Col. Wyllys’s regiment, to march to morrow morning, at eight o’clock, and encamp on the ground, marked out for them in their brigade.

The Regiment and Company of Artillery, to be quarter’d in the Barracks of the upper and lower Batteries, and in the Barracks near the Laboratory—As soon as the Guns are placed in the Batteries to which they are appointed, the Colonel of Artillery, will detach the proper number of officers and men, to manage them—These are to encamp with the Brigades they are posted with.

The Colonel of Artillery, to order all the cannon and musquet Cartridges, to be filled in a room appointed for that purpose, in the upper battery, near the bowling Green Cannon and Musquet Powder, sufficient for the above purpose to be lodged in the Magazine prepar’d to receive it, in the upper battery.

All the Boat Builders, Carpenters and Painters, in the several Regiments and Corps, to be sent to Major General Putnam’s quarters, to morrow morning at Six o’Clock, to receive his orders.

His Excellency has been pleased to appoint, Hugh Hughes Esqr.

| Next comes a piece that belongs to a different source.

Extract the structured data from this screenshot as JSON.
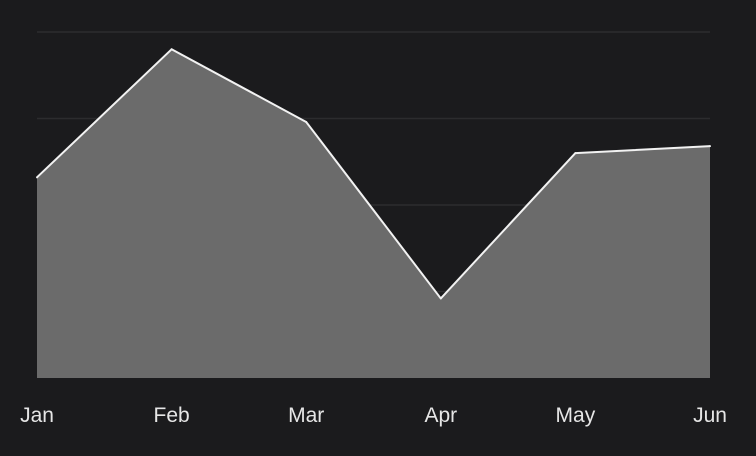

Assistant, Quarter Master General—he is to be obeyed as such.1

Serjt John Smith, of Capt. Adams’s Company, in Col. Irvine’s Regt2 tried at a late General Court Martial, whereof Col. Huntington was president, for “forging an3 Order on the Commissary General, in the Name of Col. Irvine, with an Intent of defrauding the Continent, in drawing Twenty two shillings and six pence, for rations which were not due”—The Court finding the prisoner guilty of the charge, do sentence him to be reduced to the ranks, and to be mulcted two months pay.

The General approves the above sentence, and orders Col. Irvine to see it put in execution.

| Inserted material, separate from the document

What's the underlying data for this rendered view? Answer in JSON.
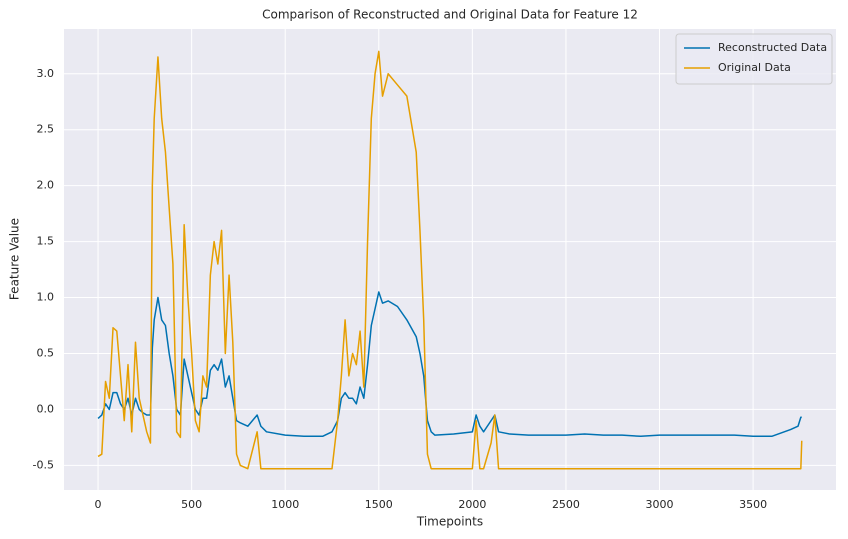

Varick transcript, DLC:GW.

1Hugh Hughes (1727–1802), a leader of the New York Sons of Liberty, was designated by the provincial congress on 15 Feb. 1776 commissary of the Continental stores in and around New York City. His appointment by GW of this date allowed him to continue his duties as a subordinate of GW’s quartermaster general. Hughes proved himself an energetic and dependable staff officer during the next several months, and when the army retreated from New York in November 1776, he remained behind to care for stores deposited at Fishkill and Peekskill. Hughes subsequently became deputy quartermaster general for New York with the rank of colonel. He resigned that office in the spring of 1778 but resumed it two years later and served until the end of 1782. For Hughes’s frustrated attempts after the war to collect the money owed him for his military service, see Carp, To Starve the Army at Pleasure description begins E. Wayne Carp. To Starve the Army at Pleasure: Continental Army Administration and American Political Culture, 1775–1783. Chapel Hill, N.C., 1984. description ends , 134–35; see also Hughes to Hamilton, 21 Nov. 1790, and note 1, in Syrett, Hamilton Papers description begins Harold C. Syrett et al., eds. The Papers of Alexander Hamilton. 27 vols. New York, 1961–87. description ends , 26:581–85.

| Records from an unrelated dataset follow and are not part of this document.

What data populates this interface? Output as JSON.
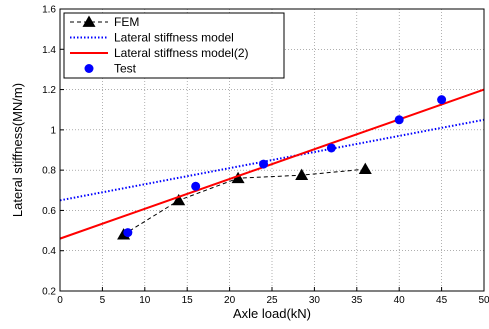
{
  "chart_data": {
    "type": "line",
    "xlabel": "Axle load(kN)",
    "ylabel": "Lateral stiffness(MN/m)",
    "xlim": [
      0,
      50
    ],
    "ylim": [
      0.2,
      1.6
    ],
    "xticks": [
      "0",
      "5",
      "10",
      "15",
      "20",
      "25",
      "30",
      "35",
      "40",
      "45",
      "50"
    ],
    "yticks": [
      "0.2",
      "0.4",
      "0.6",
      "0.8",
      "1",
      "1.2",
      "1.4",
      "1.6"
    ],
    "grid": true,
    "legend_position": "top-left",
    "series": [
      {
        "name": "FEM",
        "style": "dashed-triangles",
        "color": "#000000",
        "x": [
          7.5,
          14,
          21,
          28.5,
          36
        ],
        "y": [
          0.48,
          0.65,
          0.76,
          0.775,
          0.805
        ]
      },
      {
        "name": "Lateral stiffness model",
        "style": "dotted-line",
        "color": "#0000ff",
        "x": [
          0,
          50
        ],
        "y": [
          0.65,
          1.05
        ]
      },
      {
        "name": "Lateral stiffness model(2)",
        "style": "solid-line",
        "color": "#ff0000",
        "x": [
          0,
          50
        ],
        "y": [
          0.46,
          1.2
        ]
      },
      {
        "name": "Test",
        "style": "circles",
        "color": "#0000ff",
        "x": [
          8,
          16,
          24,
          32,
          40,
          45
        ],
        "y": [
          0.49,
          0.72,
          0.83,
          0.91,
          1.05,
          1.15
        ]
      }
    ]
  }
}
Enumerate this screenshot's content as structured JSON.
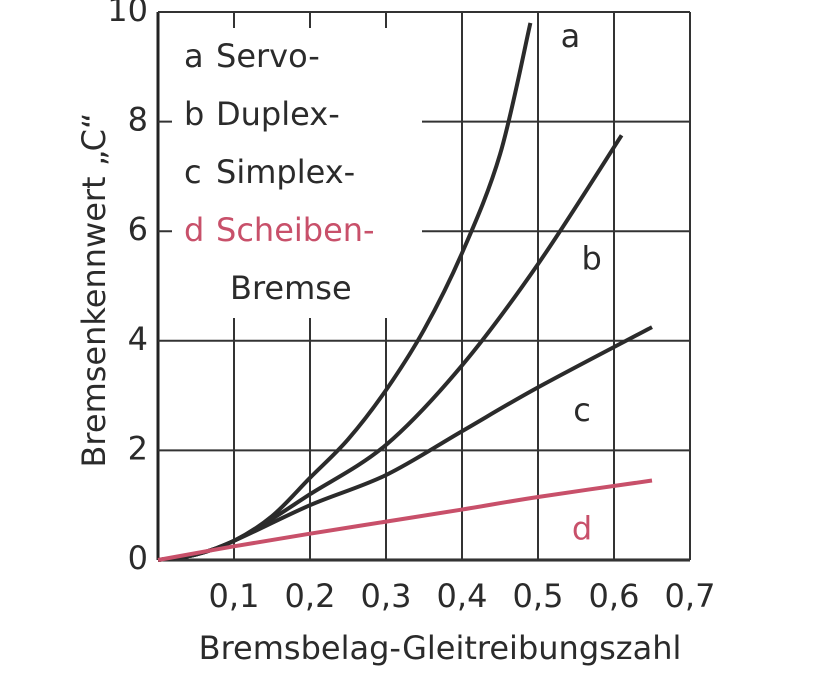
{
  "chart_data": {
    "type": "line",
    "y_label": "Bremsenkennwert „C“",
    "x_label": "Bremsbelag-Gleitreibungszahl",
    "xlim": [
      0,
      0.7
    ],
    "ylim": [
      0,
      10
    ],
    "xticks": [
      {
        "value": 0.1,
        "label": "0,1"
      },
      {
        "value": 0.2,
        "label": "0,2"
      },
      {
        "value": 0.3,
        "label": "0,3"
      },
      {
        "value": 0.4,
        "label": "0,4"
      },
      {
        "value": 0.5,
        "label": "0,5"
      },
      {
        "value": 0.6,
        "label": "0,6"
      },
      {
        "value": 0.7,
        "label": "0,7"
      }
    ],
    "yticks": [
      0,
      2,
      4,
      6,
      8,
      10
    ],
    "grid": true,
    "series": [
      {
        "name": "a",
        "legend": "Servo-",
        "color": "#2b2b2b",
        "x": [
          0,
          0.05,
          0.1,
          0.15,
          0.2,
          0.25,
          0.3,
          0.35,
          0.4,
          0.45,
          0.49
        ],
        "values": [
          0,
          0.1,
          0.35,
          0.8,
          1.5,
          2.2,
          3.1,
          4.2,
          5.6,
          7.4,
          9.8
        ]
      },
      {
        "name": "b",
        "legend": "Duplex-",
        "color": "#2b2b2b",
        "x": [
          0,
          0.05,
          0.1,
          0.15,
          0.2,
          0.3,
          0.4,
          0.5,
          0.61
        ],
        "values": [
          0,
          0.1,
          0.35,
          0.75,
          1.2,
          2.1,
          3.55,
          5.4,
          7.75
        ]
      },
      {
        "name": "c",
        "legend": "Simplex-",
        "color": "#2b2b2b",
        "x": [
          0,
          0.05,
          0.1,
          0.2,
          0.3,
          0.4,
          0.5,
          0.65
        ],
        "values": [
          0,
          0.1,
          0.35,
          1.0,
          1.55,
          2.35,
          3.15,
          4.25
        ]
      },
      {
        "name": "d",
        "legend": "Scheiben-",
        "color": "#c8506a",
        "x": [
          0,
          0.1,
          0.2,
          0.3,
          0.4,
          0.5,
          0.65
        ],
        "values": [
          0,
          0.25,
          0.48,
          0.7,
          0.92,
          1.15,
          1.45
        ]
      }
    ],
    "legend_footer": "Bremse"
  }
}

2Robert Adams (d. 1776) was commissioned a captain in Col. William Irvine’s 6th Pennsylvania Regiment in January 1776 and was killed by Indians near Île aux Noix, Canada, in June when he and several other members of the regiment left the American camp on the island without their weapons to fish and drink spruce beer at a house on the mainland.

3The copyist inadvertently wrote “and” on the manuscript.